Public-Private Cooperation in Cybersecurity will stay Inadequate
The United States government will fund and collaborate more closely with the private sector, particularly those firms that manage or support important national infrastructure sectors. The Cybersecurity Infrastructure Security Agency and partner organizations will step up to solve substantial gaps in cybersecurity by laying the groundwork for enhanced data collection, public/private collaboration, and publishing standard recommendations for industries to enhance security.
Many new public-private partnerships will be in place by the end of 2023. the majority of them will be focused on data transmission with the government. It will be regarded as an uneven collaboration because these capabilities are not seen as directly benefiting most private sector participants.

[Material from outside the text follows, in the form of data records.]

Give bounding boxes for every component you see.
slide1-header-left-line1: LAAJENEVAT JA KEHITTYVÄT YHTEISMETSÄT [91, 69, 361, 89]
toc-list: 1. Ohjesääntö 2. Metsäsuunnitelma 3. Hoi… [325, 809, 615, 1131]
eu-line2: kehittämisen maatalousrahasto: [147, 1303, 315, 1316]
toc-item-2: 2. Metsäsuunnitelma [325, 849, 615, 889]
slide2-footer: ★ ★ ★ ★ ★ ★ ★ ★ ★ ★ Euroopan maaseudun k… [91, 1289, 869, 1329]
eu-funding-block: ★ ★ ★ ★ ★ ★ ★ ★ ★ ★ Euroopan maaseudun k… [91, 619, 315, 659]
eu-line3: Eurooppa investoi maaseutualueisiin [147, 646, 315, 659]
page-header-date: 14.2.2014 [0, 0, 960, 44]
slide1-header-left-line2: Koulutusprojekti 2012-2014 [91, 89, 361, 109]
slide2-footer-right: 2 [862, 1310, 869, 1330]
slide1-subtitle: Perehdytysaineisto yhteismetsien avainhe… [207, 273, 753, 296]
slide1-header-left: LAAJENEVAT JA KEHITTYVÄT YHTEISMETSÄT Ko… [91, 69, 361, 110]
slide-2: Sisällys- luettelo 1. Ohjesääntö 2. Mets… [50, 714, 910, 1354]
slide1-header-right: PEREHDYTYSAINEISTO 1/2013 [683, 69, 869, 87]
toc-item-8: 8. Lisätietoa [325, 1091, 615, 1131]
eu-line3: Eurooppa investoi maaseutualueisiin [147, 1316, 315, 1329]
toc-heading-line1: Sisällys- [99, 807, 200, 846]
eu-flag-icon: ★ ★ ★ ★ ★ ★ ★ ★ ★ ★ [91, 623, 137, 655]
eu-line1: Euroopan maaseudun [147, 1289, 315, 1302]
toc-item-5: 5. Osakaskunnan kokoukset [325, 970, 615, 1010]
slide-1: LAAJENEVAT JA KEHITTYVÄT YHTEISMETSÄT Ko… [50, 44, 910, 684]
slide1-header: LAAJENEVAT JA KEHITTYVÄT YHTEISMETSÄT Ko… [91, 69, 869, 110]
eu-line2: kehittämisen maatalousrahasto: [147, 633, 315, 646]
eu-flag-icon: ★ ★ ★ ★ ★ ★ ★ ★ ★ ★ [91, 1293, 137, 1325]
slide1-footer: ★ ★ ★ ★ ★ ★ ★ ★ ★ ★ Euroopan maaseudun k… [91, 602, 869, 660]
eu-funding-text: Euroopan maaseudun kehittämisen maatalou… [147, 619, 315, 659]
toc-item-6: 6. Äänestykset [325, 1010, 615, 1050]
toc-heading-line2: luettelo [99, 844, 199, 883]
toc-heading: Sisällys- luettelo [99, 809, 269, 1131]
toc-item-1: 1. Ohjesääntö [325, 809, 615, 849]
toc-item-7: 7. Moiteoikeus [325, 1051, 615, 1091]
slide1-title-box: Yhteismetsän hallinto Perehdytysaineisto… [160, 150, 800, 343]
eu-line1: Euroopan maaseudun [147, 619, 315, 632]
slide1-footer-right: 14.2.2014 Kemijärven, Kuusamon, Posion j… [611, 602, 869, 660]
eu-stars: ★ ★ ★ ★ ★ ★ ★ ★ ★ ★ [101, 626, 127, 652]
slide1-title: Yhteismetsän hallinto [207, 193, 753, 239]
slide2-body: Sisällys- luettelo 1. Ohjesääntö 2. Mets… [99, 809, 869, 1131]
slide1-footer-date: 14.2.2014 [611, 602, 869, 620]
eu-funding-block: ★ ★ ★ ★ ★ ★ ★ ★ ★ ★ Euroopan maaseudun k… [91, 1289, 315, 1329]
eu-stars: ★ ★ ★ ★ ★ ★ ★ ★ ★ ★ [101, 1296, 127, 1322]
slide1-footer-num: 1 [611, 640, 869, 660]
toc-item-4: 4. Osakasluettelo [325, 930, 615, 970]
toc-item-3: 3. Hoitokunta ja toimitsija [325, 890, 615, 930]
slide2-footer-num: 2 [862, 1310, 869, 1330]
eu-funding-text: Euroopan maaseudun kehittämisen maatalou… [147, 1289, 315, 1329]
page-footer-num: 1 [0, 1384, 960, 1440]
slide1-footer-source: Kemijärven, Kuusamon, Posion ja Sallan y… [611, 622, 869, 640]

Law Enforcement will have a Strong Position
Law enforcement agencies have been investing in technology and training for years, putting them in a far stronger position in 2023. Many criminal prosecutions will be filed for threat actors worldwide as a result of new technologies, processes, and cross-border collaboration.
Investigations will become more effective, but this will not considerably reduce the overall damage caused by cybercriminals. The increase of attackers and their effects on victims will outpace law enforcement efforts.
Expect to hear some major cases and victories for the good folks. By the third quarter of 2023, a temporary pause in the first half of the year will have given way to criminals returning with better tactics, improved tools of their own, stronger infrastructures, and more widespread capabilities. In this year, the overall loss will reach new heights.
Oppressive Governments incorporate Digital Technology
Oppressive governments will prioritize the development of several capabilities to protect their positions of power, including identifying disloyal citizens or dissidents, controlling social media narratives by suppressing unflattering discussions and data about government practices & their rulers, and detecting potentially threatening topics that receive public attention. Offensive cyber operations will become a core part of their domestic policy toolbox.
The emergence of new Foreign Policy Tools
Nations provide considerable financial and technological resources and political cover for offensive operations. Attacks will be launched directly by government agencies and through external third-party agents engaged as cyber mercenaries.
Militaries, along with their defence industrial base, intelligence agencies, and diplomatic corps, will add new cyber capabilities to their toolkits, giving leaders additional defensive and offensive options. Highly skilled teams, advanced tools, and large spending will support greater capabilities as mechanisms to push foreign policy and protect essential national capabilities.
These powerful organizations can carry out extremely costly and complex attacks, such as the SolarWinds supply chain attacks in 2021/2022. These exploitations go deep and impact a wide range of public and private victims on a never-before-seen scale.
In 2023, cyber will be a new battlefield, where state coordinated attacks could sabotage economic stability, sway public opinion, disrupt national infrastructures, and cripple the ability and morale of military forces to conduct operations, destabilize governments, and manipulate political sovereignty. Most attacks will be carried out in secret, away from the public eye, much like what the cold war did a generation ago.
It will be a landmark year for cybersecurity, as it will remake itself to meet growing challenges and emerging threats. Consumers will suffer tangible effects from hacks this year, and they will realize the necessity of trustworthy technology. The foundations of digital innovation as security, privacy, and safety become a buying criterion and a matter of public conversation.